3. Now look again at the thoughts you wrote at the bottom of the page. Apply logic to those negative statements and rephrase them into positive thoughts, ideas, or questions that can help you work with the child, family member, or coworker. Write the new versions at the top of the page. Here’s an example of how a filled-out handout might look:
- Negative feelings: “Jorge is driving me crazy! Every day, I have to deal with him grabbing toys from other children. His parents never answer the phone or return my calls. They’re just too lazy to teach him to say please and thank you and use other basic manners.”
- Pick out positives: “Jorge has a nice smile. His parents bring him to school, so they must value education.”
- Understand everyone’s perspective: “Jorge is likely feeling confused or scared because he’s new to our school. His family just moved and both parents have new jobs, so they’re probably overwhelmed.”
- Seek neutral support: “My coteacher listens and gives me encouragement, but Jorge is driving him crazy too. Maybe I should talk to my director for some neutral ideas.”
- Home in on everyone’s intentions: “Is Jorge just being selfish when he grabs toys from others, or is he trying to communicate something that he can’t yet verbalize? Do his parents really not care whether he has good manners, or do we just not agree on what good manners are or when children should learn them?”
- Pay attention to your own behavior: “When Jorge grabs toys from other children, my heart beats fast, and I feel anxious.”
- Ask questions: “What could be going on in Jorge’s life and in his parents’ lives to make them act this way? Is Jorge upset because he had to leave a familiar school? Are his parents ignoring my calls because they feel too busy to deal with one more situation?”
- Step back: “Now that I think about it, Jorge’s sleep schedule might be out of whack because he’s not used to his new bedroom yet.”
- Take care of yourself: “As much as I can, I do my lesson planning at school so I don’t have to think about it at home. I go for a walk every day after dinner. I make plans with friends each weekend so I have something to look forward to.”

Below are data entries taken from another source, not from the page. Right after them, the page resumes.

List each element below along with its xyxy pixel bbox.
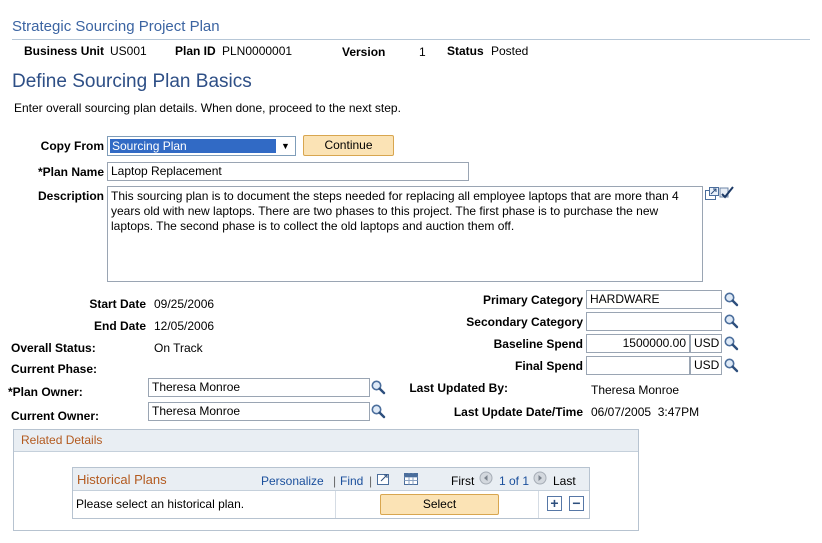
secondary-category-label: Secondary Category: [466, 315, 583, 329]
baseline-currency-input[interactable]: USD: [690, 334, 722, 353]
historical-plan-row-text: Please select an historical plan.: [76, 497, 245, 511]
page-header: Strategic Sourcing Project Plan: [12, 18, 810, 40]
last-update-datetime-value: 06/07/2005 3:47PM: [591, 405, 700, 419]
view-all-icon[interactable]: [376, 471, 392, 487]
arrow-right-icon[interactable]: [533, 471, 547, 485]
current-owner-lookup-icon[interactable]: [370, 403, 386, 419]
baseline-currency-lookup-icon[interactable]: [723, 335, 739, 351]
plan-owner-lookup-icon[interactable]: [370, 379, 386, 395]
description-textarea[interactable]: This sourcing plan is to document the st…: [107, 186, 703, 282]
section-title: Define Sourcing Plan Basics: [12, 71, 252, 92]
instructions-text: Enter overall sourcing plan details. Whe…: [14, 101, 401, 115]
arrow-left-icon[interactable]: [479, 471, 493, 485]
plan-name-input[interactable]: Laptop Replacement: [107, 162, 469, 181]
historical-plans-grid: Historical Plans Personalize | Find | Fi…: [72, 467, 590, 519]
version-label: Version: [342, 45, 386, 59]
plan-id-label: Plan ID: [175, 44, 216, 58]
find-link[interactable]: Find: [340, 474, 363, 488]
plan-owner-label: *Plan Owner:: [8, 385, 83, 399]
grid-title: Historical Plans: [77, 472, 167, 487]
end-date-label: End Date: [93, 319, 146, 333]
grid-column-divider: [538, 491, 539, 518]
baseline-spend-label: Baseline Spend: [493, 337, 583, 351]
copy-from-label: Copy From: [40, 139, 104, 153]
current-owner-input[interactable]: Theresa Monroe: [148, 402, 370, 421]
status-value: Posted: [491, 44, 529, 58]
end-date-value: 12/05/2006: [154, 319, 215, 333]
grid-download-icon[interactable]: [403, 471, 419, 487]
baseline-spend-input[interactable]: 1500000.00: [586, 334, 690, 353]
related-details-header: Related Details: [14, 430, 638, 452]
primary-category-lookup-icon[interactable]: [723, 291, 739, 307]
grid-column-divider: [335, 491, 336, 518]
copy-from-select[interactable]: Sourcing Plan ▼: [107, 136, 296, 156]
add-row-button[interactable]: +: [547, 496, 562, 511]
start-date-value: 09/25/2006: [154, 297, 215, 311]
description-label: Description: [37, 189, 104, 203]
status-label: Status: [447, 44, 484, 58]
overall-status-value: On Track: [154, 341, 203, 355]
current-owner-label: Current Owner:: [11, 409, 100, 423]
grid-separator: |: [333, 474, 337, 488]
page-title: Strategic Sourcing Project Plan: [12, 18, 220, 35]
row-range: 1 of 1: [499, 474, 530, 488]
plan-owner-input[interactable]: Theresa Monroe: [148, 378, 370, 397]
last-updated-by-value: Theresa Monroe: [591, 383, 680, 397]
expand-textarea-icon[interactable]: [704, 186, 720, 202]
start-date-label: Start Date: [89, 297, 146, 311]
personalize-link[interactable]: Personalize: [261, 474, 324, 488]
last-update-datetime-label: Last Update Date/Time: [453, 405, 583, 419]
grid-header: Historical Plans Personalize | Find | Fi…: [73, 468, 589, 491]
grid-separator: |: [369, 474, 373, 488]
last-updated-by-label: Last Updated By:: [409, 381, 508, 395]
first-label: First: [451, 474, 475, 488]
last-label: Last: [553, 474, 576, 488]
plan-name-label: *Plan Name: [37, 165, 104, 179]
secondary-category-input[interactable]: [586, 312, 722, 331]
overall-status-label: Overall Status:: [11, 341, 96, 355]
related-details-title: Related Details: [21, 433, 103, 447]
final-currency-lookup-icon[interactable]: [723, 357, 739, 373]
select-historical-plan-button[interactable]: Select: [380, 494, 499, 515]
business-unit-label: Business Unit: [24, 44, 105, 58]
primary-category-input[interactable]: HARDWARE: [586, 290, 722, 309]
spellcheck-icon[interactable]: [719, 185, 735, 201]
continue-button[interactable]: Continue: [303, 135, 394, 156]
final-spend-label: Final Spend: [514, 359, 583, 373]
current-phase-label: Current Phase:: [11, 362, 98, 376]
copy-from-selected: Sourcing Plan: [110, 139, 276, 153]
delete-row-button[interactable]: −: [569, 496, 584, 511]
plan-id-value: PLN0000001: [222, 44, 293, 58]
chevron-down-icon[interactable]: ▼: [277, 138, 294, 154]
final-currency-input[interactable]: USD: [690, 356, 722, 375]
version-value: 1: [419, 45, 426, 59]
business-unit-value: US001: [110, 44, 147, 58]
final-spend-input[interactable]: [586, 356, 690, 375]
secondary-category-lookup-icon[interactable]: [723, 313, 739, 329]
primary-category-label: Primary Category: [482, 293, 583, 307]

When you rephrase your original negative thoughts in the balloons at the top of the handout, they might look something like this:
- “Jorge is driving me crazy!”
> “This is a tough situation, but I want what’s best for Jorge.”
- “Every day, I have to deal with him grabbing toys from other children.”
>“He’s only three. He doesn’t know how to share yet.”
- “His parents never answer the phone or return my calls.”
>“I’ll keep trying and figure out how to effectively communicate with this family.”
- “They’re just too lazy to teach him to say please and thank you and use other basic manners.”
>“I wonder what this family’s home life is like.”